Berapa jumlah birokrat dari Pemda NTT yang menduduki ditjen
atau direktur di sejumlah kementerian hampir tidak ada, padahal posisi ditjen
atau direktur sangat strategis bagi penyusunan APBN agar berpihak bagi NTT,
karena keberadaan ditjend memiliki peran dan fungsi strategis yakni merumuskan
serta melaksanakan kebijakan dan standardisasi teknis di bidangnya.
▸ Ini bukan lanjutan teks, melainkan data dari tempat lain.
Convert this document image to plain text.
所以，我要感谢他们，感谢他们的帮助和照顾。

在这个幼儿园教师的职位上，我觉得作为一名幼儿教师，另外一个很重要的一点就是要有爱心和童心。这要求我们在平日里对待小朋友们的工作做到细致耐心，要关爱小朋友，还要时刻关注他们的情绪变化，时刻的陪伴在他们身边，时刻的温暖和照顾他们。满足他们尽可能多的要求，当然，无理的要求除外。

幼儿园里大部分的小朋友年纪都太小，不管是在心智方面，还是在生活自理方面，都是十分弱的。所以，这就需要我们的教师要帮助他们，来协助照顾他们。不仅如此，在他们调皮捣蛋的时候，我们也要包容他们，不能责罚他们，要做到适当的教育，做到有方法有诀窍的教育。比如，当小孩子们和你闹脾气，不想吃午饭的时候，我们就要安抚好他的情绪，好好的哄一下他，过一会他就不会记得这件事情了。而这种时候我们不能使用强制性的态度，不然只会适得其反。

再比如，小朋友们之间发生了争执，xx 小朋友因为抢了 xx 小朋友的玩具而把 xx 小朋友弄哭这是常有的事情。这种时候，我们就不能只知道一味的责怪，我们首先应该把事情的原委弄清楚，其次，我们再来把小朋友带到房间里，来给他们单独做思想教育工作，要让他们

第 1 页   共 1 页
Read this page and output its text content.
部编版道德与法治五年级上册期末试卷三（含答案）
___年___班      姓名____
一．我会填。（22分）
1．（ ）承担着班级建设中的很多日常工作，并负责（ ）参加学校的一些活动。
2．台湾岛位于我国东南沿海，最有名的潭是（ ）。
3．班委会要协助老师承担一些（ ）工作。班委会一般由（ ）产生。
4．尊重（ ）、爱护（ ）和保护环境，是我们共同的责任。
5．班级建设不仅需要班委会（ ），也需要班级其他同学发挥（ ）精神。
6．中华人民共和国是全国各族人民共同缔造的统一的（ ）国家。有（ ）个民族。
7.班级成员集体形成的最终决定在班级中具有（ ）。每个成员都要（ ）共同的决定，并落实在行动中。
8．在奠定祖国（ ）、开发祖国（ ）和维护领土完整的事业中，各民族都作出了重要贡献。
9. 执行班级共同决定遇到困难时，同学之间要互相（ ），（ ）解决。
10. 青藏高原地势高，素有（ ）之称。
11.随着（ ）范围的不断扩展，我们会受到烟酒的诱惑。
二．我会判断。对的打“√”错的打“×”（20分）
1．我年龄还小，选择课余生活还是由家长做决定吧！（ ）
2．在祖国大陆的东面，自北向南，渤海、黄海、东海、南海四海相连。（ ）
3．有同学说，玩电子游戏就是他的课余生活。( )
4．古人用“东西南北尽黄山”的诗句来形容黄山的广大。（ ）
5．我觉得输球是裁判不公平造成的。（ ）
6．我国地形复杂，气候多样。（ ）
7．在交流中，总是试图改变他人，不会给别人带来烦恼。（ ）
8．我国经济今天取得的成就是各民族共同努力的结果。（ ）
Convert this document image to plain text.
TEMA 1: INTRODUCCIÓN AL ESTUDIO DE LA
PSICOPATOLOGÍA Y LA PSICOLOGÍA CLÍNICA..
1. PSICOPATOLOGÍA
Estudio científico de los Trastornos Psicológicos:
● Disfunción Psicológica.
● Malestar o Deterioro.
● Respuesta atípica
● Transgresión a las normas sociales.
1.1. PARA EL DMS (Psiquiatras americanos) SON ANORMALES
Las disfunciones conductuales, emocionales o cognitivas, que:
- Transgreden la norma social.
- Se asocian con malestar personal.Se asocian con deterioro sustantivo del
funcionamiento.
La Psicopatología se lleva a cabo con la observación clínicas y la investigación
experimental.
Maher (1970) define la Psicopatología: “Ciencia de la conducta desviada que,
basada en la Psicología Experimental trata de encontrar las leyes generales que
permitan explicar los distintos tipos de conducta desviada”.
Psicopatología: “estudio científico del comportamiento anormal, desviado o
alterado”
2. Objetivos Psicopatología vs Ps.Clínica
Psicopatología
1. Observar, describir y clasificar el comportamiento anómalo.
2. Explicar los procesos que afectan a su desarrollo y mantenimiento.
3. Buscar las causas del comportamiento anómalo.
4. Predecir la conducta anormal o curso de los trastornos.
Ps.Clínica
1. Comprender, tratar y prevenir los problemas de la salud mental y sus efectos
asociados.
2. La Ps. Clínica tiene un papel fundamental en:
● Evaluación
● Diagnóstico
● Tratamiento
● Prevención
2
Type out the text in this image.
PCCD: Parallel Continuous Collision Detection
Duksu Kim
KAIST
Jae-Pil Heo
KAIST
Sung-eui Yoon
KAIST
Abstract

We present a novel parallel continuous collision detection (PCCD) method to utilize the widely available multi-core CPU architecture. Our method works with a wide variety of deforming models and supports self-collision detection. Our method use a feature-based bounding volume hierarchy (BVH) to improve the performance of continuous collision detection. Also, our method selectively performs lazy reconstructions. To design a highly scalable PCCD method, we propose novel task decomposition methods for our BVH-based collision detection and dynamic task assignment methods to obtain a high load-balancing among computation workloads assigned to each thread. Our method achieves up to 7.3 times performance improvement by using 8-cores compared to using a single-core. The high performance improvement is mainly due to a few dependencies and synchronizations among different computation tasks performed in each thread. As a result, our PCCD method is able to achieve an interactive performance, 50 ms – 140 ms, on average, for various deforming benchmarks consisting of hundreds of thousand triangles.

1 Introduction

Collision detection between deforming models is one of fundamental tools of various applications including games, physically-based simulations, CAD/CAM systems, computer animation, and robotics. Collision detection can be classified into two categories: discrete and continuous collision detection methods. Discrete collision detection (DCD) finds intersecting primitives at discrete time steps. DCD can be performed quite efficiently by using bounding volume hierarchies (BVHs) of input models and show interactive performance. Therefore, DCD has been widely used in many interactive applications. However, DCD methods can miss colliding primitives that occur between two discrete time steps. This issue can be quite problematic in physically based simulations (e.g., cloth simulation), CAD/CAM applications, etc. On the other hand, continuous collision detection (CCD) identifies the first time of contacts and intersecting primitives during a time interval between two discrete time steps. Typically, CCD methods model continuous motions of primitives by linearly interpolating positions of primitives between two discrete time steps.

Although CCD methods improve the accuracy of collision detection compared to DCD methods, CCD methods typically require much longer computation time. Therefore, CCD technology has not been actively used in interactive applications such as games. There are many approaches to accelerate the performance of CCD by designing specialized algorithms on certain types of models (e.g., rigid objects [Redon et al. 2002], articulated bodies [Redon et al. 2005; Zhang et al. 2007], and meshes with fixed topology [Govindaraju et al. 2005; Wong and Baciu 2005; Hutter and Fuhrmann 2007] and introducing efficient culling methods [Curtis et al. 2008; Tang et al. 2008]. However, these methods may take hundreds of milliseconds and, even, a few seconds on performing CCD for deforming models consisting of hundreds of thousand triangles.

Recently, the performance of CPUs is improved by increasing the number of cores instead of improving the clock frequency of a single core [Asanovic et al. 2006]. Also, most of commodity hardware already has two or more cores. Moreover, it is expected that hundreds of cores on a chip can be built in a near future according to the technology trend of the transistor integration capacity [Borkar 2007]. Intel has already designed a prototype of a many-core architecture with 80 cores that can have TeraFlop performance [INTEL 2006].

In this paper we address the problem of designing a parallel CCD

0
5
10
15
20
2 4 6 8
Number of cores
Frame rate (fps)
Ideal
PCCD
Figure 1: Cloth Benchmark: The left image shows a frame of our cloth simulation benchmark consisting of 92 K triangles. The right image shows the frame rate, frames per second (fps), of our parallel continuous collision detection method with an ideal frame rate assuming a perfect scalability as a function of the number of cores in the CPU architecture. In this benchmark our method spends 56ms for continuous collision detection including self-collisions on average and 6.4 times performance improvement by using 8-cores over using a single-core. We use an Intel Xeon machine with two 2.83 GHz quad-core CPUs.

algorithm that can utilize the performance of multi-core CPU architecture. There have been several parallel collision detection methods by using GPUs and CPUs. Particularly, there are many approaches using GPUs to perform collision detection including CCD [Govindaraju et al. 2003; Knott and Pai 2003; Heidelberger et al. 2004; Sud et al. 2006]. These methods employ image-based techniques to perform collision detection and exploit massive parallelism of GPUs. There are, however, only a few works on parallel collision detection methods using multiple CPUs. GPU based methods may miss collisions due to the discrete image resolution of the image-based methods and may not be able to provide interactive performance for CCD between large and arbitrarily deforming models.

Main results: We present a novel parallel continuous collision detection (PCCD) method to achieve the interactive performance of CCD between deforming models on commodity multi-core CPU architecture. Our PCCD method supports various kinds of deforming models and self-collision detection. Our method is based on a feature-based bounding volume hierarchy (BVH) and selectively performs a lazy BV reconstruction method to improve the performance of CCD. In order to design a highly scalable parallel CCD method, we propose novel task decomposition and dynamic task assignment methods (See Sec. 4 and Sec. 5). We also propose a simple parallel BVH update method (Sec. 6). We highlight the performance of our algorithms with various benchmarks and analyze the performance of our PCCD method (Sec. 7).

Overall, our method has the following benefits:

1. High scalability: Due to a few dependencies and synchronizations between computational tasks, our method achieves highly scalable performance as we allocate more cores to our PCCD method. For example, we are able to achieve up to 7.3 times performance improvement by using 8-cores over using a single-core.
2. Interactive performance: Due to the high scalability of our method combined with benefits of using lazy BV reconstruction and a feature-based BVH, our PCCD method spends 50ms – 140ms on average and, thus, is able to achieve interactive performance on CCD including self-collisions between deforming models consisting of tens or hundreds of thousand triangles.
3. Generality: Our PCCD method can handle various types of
Kompetensi
ditjend sangat dibutuhkan untuk mensinergikaan perumusan program pembangunan di
NTT dengan di kementerian.
Persoalannya adalah
ketika pilkada gubernur dan dukungan birokrat terhadap pasangan tertentu, dan
paasangan yang menang melakukan balas budi atau sebaliknya pengkandangan dengan
memberikan non job terhadap birokrat yang berseberangan, seyogianya gubenur
dengan lobi politiknya mendorong birokrat daerah, atau para dosen di perguruan
negeri yang memiliki kapasitas dan
kompetensi di bidangnya untuk berada di kementerian guna menjalani jenjang
karier menuju posisi ditjend demi menopang pembangunan di NTT hal ini sangat
dimungkinkan karena masih dalam bentuk negara kesatuan.